We were enchanted by the very tame birds that came right up to the table to clear up the meagre crumbs we left behind..
Then it was on down the coast to the 19th Century Church and now ex Lifeboat Station which is immediately next door. The two were clearly very closely intertwined...


An old classic yacht was under cover behind the Lifeboat station - hopefully it's restoration will be completed and she'll sail the seas once again in the future...
After looking round the Church and Lifeboat station, we noticed a large man made structure on an outcrop of rocks nearby, that appeared to be connected to the main island by a series of causeways and set out to Investigate. Halfway there we discovered there was a rather large gap of breaking waves seperating the last outcrop from the rest and so returned without reaching our destination.
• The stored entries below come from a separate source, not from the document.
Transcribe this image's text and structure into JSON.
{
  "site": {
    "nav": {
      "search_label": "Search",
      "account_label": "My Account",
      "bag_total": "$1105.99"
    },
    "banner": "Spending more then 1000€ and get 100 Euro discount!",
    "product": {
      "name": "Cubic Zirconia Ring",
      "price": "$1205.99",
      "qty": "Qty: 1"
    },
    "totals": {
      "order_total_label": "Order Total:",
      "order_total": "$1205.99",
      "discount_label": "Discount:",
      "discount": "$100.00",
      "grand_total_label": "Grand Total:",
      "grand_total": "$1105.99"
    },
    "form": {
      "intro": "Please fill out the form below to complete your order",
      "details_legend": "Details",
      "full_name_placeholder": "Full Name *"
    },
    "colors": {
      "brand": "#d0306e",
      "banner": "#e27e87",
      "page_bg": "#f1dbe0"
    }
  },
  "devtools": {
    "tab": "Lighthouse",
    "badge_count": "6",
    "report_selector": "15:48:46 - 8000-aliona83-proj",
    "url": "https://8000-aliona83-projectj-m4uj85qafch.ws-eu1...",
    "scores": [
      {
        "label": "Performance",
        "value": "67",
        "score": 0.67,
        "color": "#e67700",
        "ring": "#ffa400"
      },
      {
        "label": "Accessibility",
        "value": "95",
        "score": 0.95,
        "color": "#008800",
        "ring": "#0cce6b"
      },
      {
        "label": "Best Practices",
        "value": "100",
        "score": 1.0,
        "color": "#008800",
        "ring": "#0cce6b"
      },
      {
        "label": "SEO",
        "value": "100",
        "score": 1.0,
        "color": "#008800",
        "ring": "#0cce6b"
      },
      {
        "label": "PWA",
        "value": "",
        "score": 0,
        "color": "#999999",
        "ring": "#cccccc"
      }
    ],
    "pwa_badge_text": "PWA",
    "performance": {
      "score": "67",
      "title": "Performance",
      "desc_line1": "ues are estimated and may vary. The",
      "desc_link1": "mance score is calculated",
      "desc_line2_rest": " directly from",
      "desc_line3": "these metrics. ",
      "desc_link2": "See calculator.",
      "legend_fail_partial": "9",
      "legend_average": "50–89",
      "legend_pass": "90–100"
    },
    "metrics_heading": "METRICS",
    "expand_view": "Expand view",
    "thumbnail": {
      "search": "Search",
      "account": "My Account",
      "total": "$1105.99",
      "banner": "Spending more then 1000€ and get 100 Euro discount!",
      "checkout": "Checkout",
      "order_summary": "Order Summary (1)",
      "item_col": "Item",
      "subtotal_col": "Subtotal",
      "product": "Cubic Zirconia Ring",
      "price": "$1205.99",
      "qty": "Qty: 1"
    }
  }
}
Then we re-traced our steps back as far as Troytown Farm, which, John Passmore had assured me, served the best ice cream in the world. 

He was right 😁..

After gorging ourselves and feading more tame birds (Thrush and Sparrows) we headed back to the beach and passed both the school and the now dissused Light House

Back at the dinghy, we returned to the boat where Joe cooked an excellent meatball dinner.

On Wednesday it was back to Porth Cressa.
It was time for Bast and Joe to catch the Ferry to Penzance for their onward journeys back to Steep and London. 

It had been a perfect few days together, exploring beautiful islands in gorgeous weather.